La méditation a des effets physiologiques ?

Les scientifiques ont longtemps cru que le corps et l’esprit ne communiquaient pas. C’est faux. On sait par exemple aujourd’hui que la méditation peut moduler l’activité du nerf vague, qui convoie des informations motrices, sensitives, sensorielles. Par ailleurs, quand on contrôle sa respiration, le cerveau l’interprète comme un signal positif. Et il réduit la production de cortisol, l’hormone du stress.

Dans quelles conditions la méditation joue-t-elle sur le bien-être ?

Il faut la pratiquer sur le long terme pour constater une amélioration des différents marqueurs physiologiques comme la fréquence cardiaque. Le cerveau est un organe complexe capable de changer. Il a une vraie plasticité. Les expériences que nous menons à l’Institut Pasteur montrent qu’après cinq jours de nouvelles pratiques quotidiennes le cerveau commence à créer des connexions entre neurones. Et cela à tout âge. Comme tout muscle, il faut entraîner son cerveau régulièrement pour l’entretenir. Néanmoins, il nous manque encore des données quantitatives. Les entreprises qui mettent actuellement en place des programmes sur la méditation de pleine conscience ne sont pas en capacité d’en mesurer les impacts physiologiques sur leurs salariés.

Quels dangers menacent le cerveau ?

C’est un organe fait pour comprendre et non pour savoir. Or, depuis l’apparition du Web au milieu des années 90, nous sommes entrés dans la société du savoir. L’information nous arrive sans qu’on aille la chercher. Au travail, les salariés sont interrompus dans leur tâche en moyenne toutes les deux minutes. Qui n’a pas reçu le fameux mail « pour info » dont on n’a que faire ? Cette société du savoir pousse notre cerveau à se mettre en mode automatique, ce qui favorise la routine et tue la créativité.
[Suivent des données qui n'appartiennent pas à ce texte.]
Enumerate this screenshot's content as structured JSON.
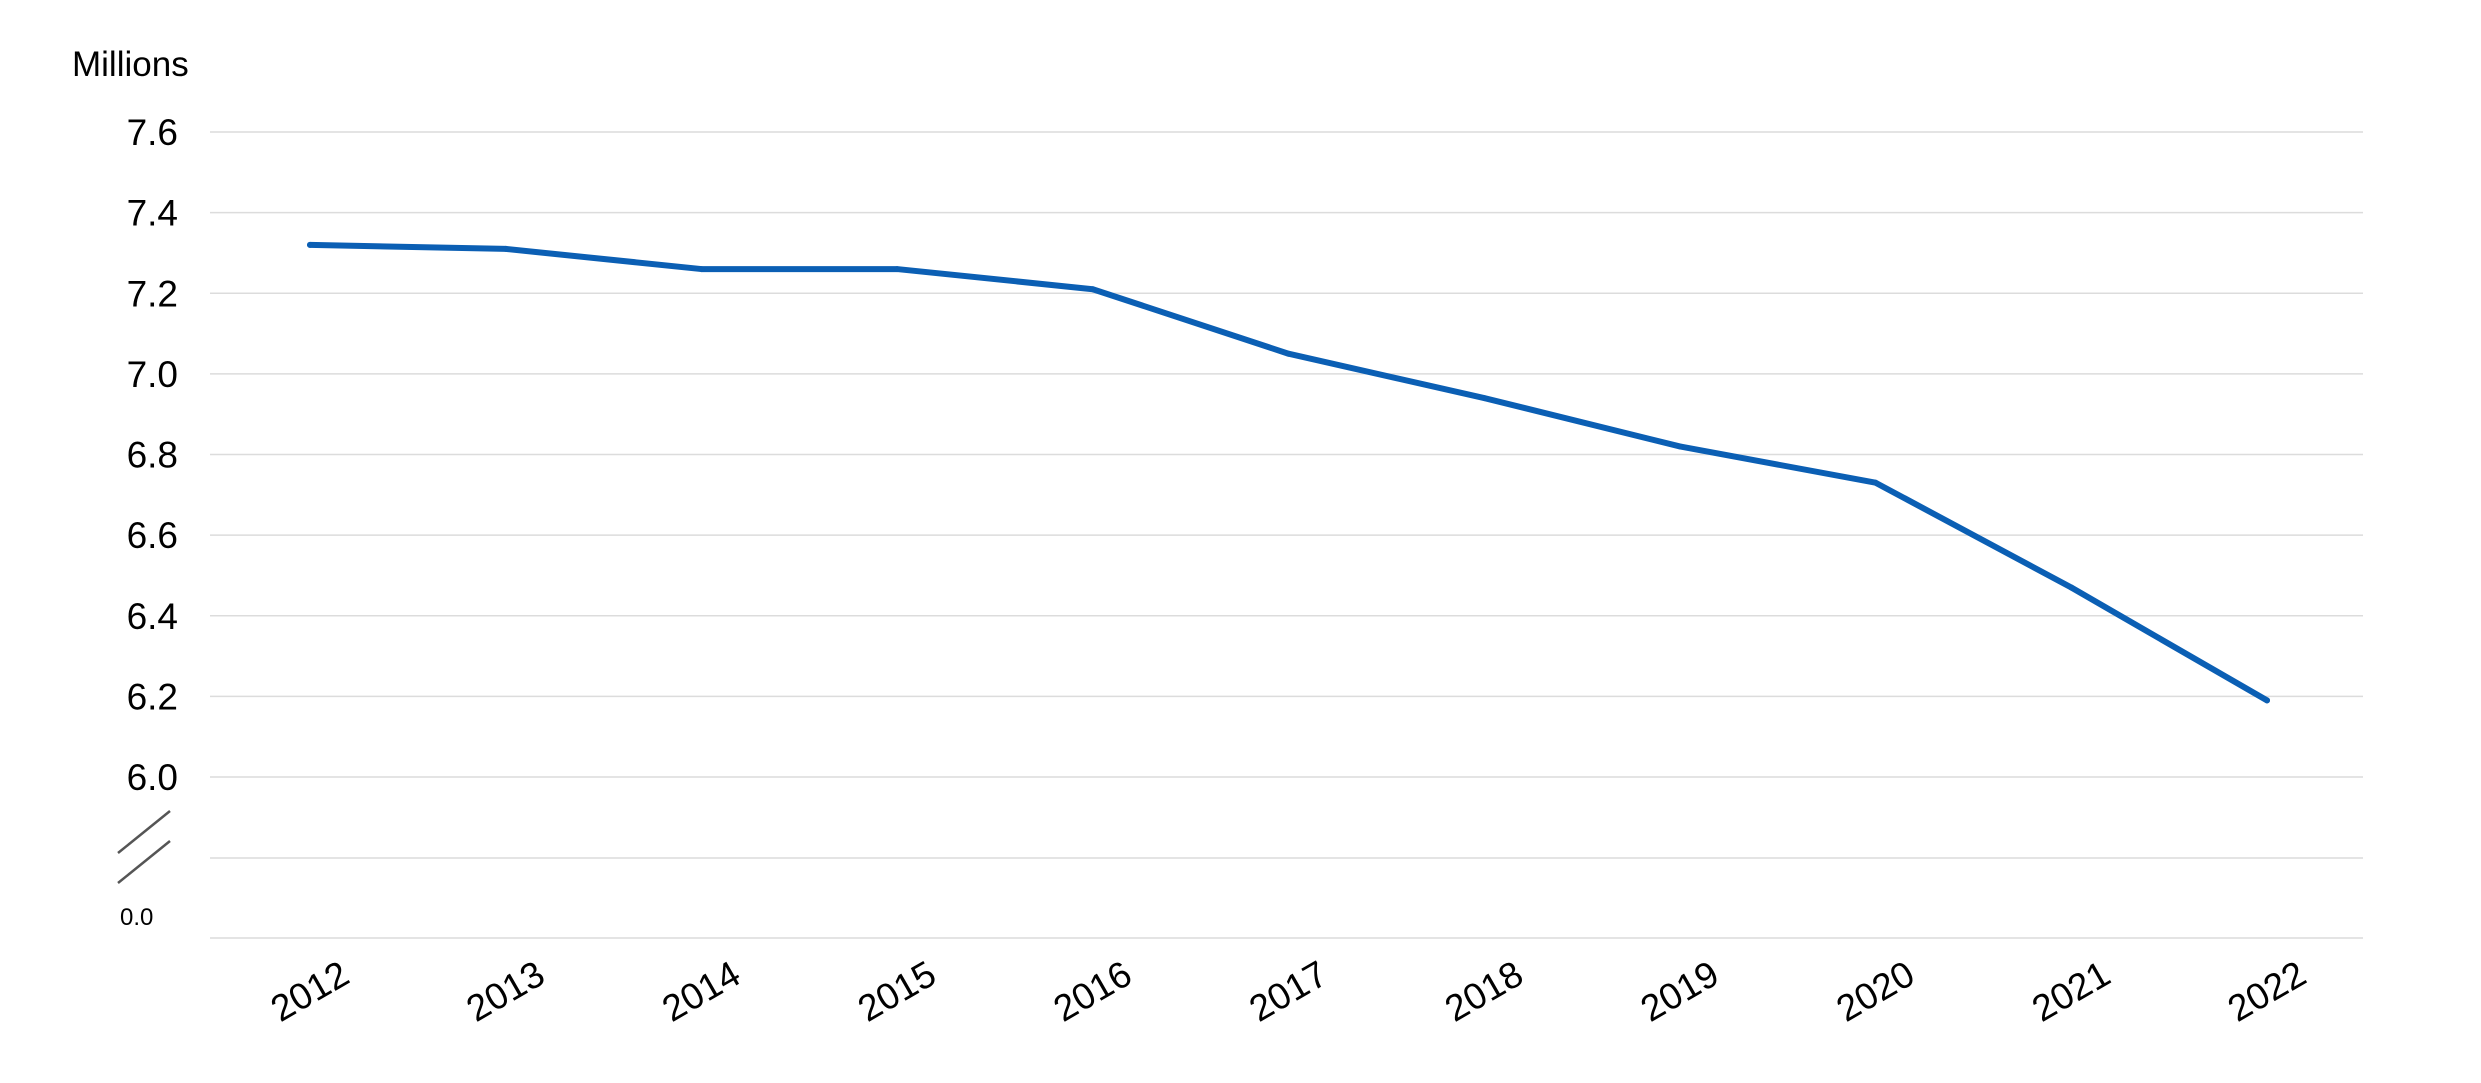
{
  "colors": {
    "series": "#0b5fb4",
    "grid": "#dcdcdc",
    "break_mark": "#555555"
  },
  "chart_data": {
    "type": "line",
    "ylabel": "Millions",
    "x": [
      "2012",
      "2013",
      "2014",
      "2015",
      "2016",
      "2017",
      "2018",
      "2019",
      "2020",
      "2021",
      "2022"
    ],
    "series": [
      {
        "values": [
          7.32,
          7.31,
          7.26,
          7.26,
          7.21,
          7.05,
          6.94,
          6.82,
          6.73,
          6.47,
          6.19
        ]
      }
    ],
    "y_ticks": [
      "7.6",
      "7.4",
      "7.2",
      "7.0",
      "6.8",
      "6.6",
      "6.4",
      "6.2",
      "6.0"
    ],
    "y_zero_label": "0.0",
    "ylim": [
      6.0,
      7.6
    ],
    "axis_break": true,
    "grid": true,
    "legend": "none"
  }
}
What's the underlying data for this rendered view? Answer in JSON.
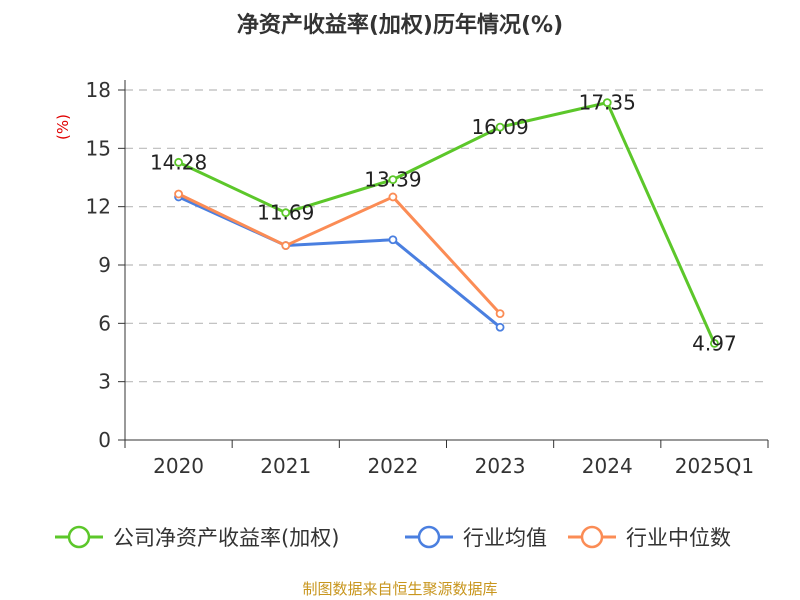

Quel rôle le manager peut-il jouer auprès des salariés ?

Celui d’un manager neuro-amical, qui se soucie de générer le désir chez ses collaborateurs. Une telle attitude conduit à des changements physiologiques chez ces derniers : elle fait varier leurs niveaux d’ocytocine, de cortisol et de sérotonine. Le bon manager, c’est celui qui rythme le travail et l’organise, installe le désir plus que le plaisir. C’est la clé pour favoriser l’engagement et la reconnaissance.